J’ai passé l’audition quatre fois. C’était à chaque fois un stress immense d’être en compétition contre des danseuses professionnelles. Mais j’étais dans un état d’esprit très particulier qui va au-delà de la détermination. Malgré mon parcours atypique, je savais au fond de moi que ma place était ici. Pour moi, le Crazy Horse n’était pas une option dans ma carrière, c’était mon destin. Point. Je savais aussi que j’aurais à travailler quinze fois plus que les autres pour rattraper mon retard en danse, et je n’avais peut-être pas leur expérience, mais mon énergie, mon regard, ma foi… C’est ce qui me ferait franchir la ligne. Malgré cette certitude au fond de moi, j’ai essuyé plusieurs refus. Un jour, par hasard – ou pas… -, Andrée Deissenberg, la directrice artistique du Crazy Horse, m’a vue performer en tant que strip-teaseuse dans une soirée très prisée à Paris. C’est à ce moment qu’elle a finalement décidé de me donner ma chance. Malgré mon parcours d’outsider, j’ai été accueillie très chaleureusement par les autres danseuses car finalement, ce qui nous unit, c’est cette énergie « crazy » que nous partageons toutes.

 

Comment définiriez-vous votre rapport à la danse ?

La danse, je l’ai découverte tard mais elle est imprimée dans mon corps et dans mon âme. Lorsque je danse, je recherche « l’effet indirect » évoqué par la grande chorégraphe Martha Graham. Cet effet s’explique quand un danseur ressent tellement intensément ce qu’il fait sur scène que la sensation est transmise au public. Et c’est aujourd’hui ce que j’essaye de faire ressentir aux spectateurs : une sensation physique, corporelle, sensuelle.

 

Si vous deviez décrire une Crazy Girl en trois mots ?

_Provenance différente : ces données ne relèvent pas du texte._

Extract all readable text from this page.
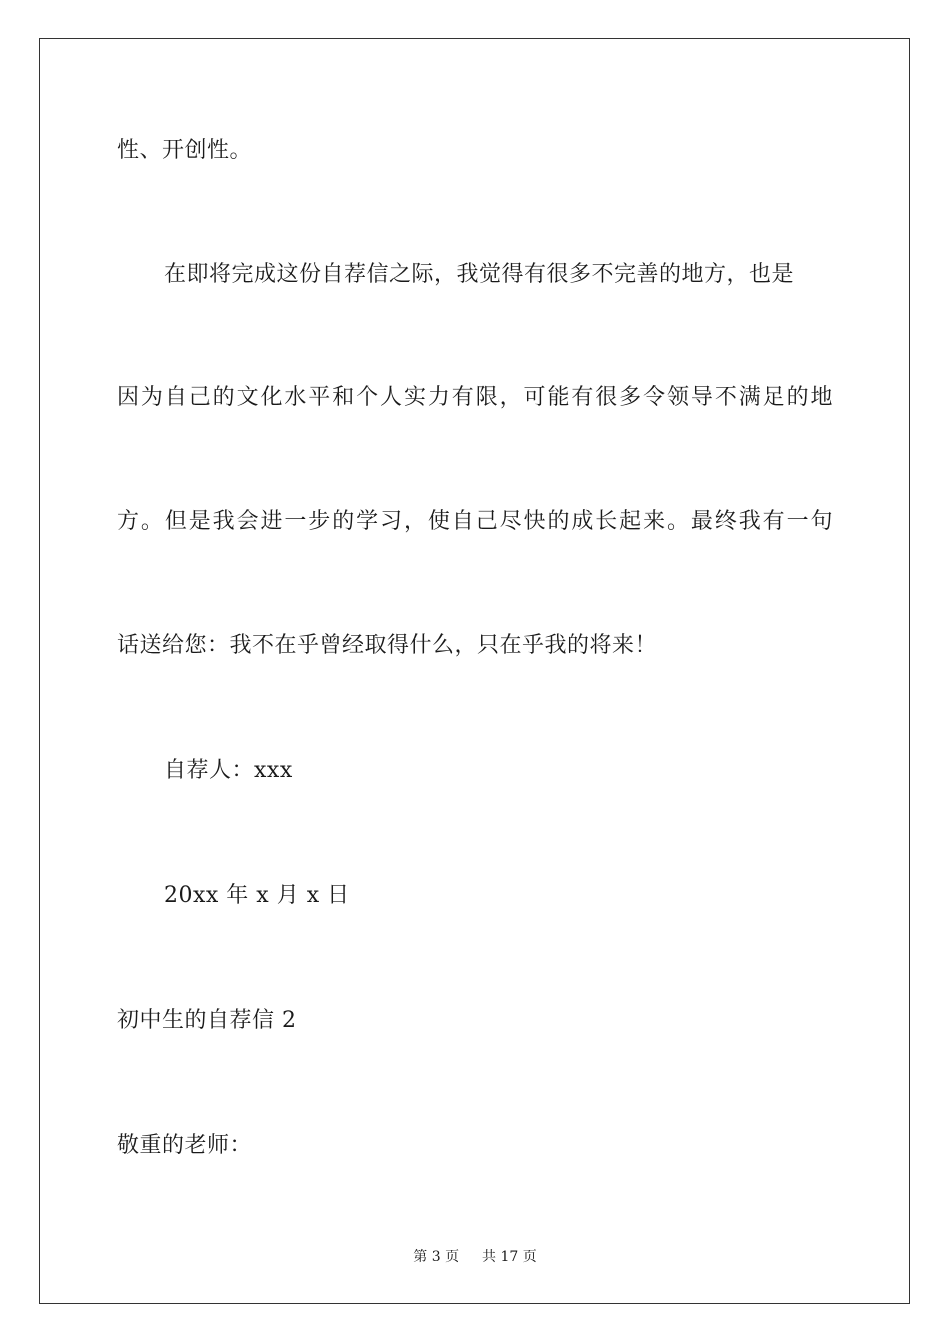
性、开创性。
在即将完成这份自荐信之际，我觉得有很多不完善的地方，也是
因为自己的文化水平和个人实力有限，可能有很多令领导不满足的地
方。但是我会进一步的学习，使自己尽快的成长起来。最终我有一句
话送给您：我不在乎曾经取得什么，只在乎我的将来！
自荐人：xxx
20xx 年 x 月 x 日
初中生的自荐信 2
敬重的老师：
第 3 页 共 17 页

Amoureuse, cœur brisé et indestructible. Personnellement, j’ai eu le cœur brisé toute ma vie mais selon moi, ce n’est ni une faiblesse, ni un défaut. Bien au contraire !

 

Est-ce que devenir Crazy Girl a changé votre vision de la féminité ?

Le Crazy Horse est la Maison où le vocabulaire chorégraphique est travaillé comme dans un laboratoire pour arriver à la pointe de la sensualité, de la féminité et de la séduction. En tant que danseuse de cette maison, je crois qu’on est forcément impactée. Notre vision de la féminité s’enrichit, s’affine et se renforce au fil du temps.

 

Que diriez-vous à la petite fille que vous étiez, qui regardait Rosa Fumetto avec passion ?

Je lui dirais une phrase de mon père : « Quand on est touché par la passion, on est touché par la grâce de Dieu ». La passion est un cadeau de la vie. Tout le monde ne ressent pas ça. Par conséquent je lui dirais de continuer à poursuivre son rêve car c’est une chance d’être aussi passionnée.

 

Quel tableau du show Totally Crazy! vous émerveille le plus ?

Lay Laser Lay. Je suis bouleversée par les danseuses qui l’exécutent car c’est un numéro où j’ai la sensation d’entrer dans l’intimité de la danseuse. De plus, je me reconnais dans cette femme qui m’apparaît comme une créature désirée, mais traquée. Je sens qu’elle appartient à ceux qu’on appelle dans le sud de l’Italie les « belli e maledetti » qui veut dire « beaux et maudits ». Ce personnage me touche particulièrement.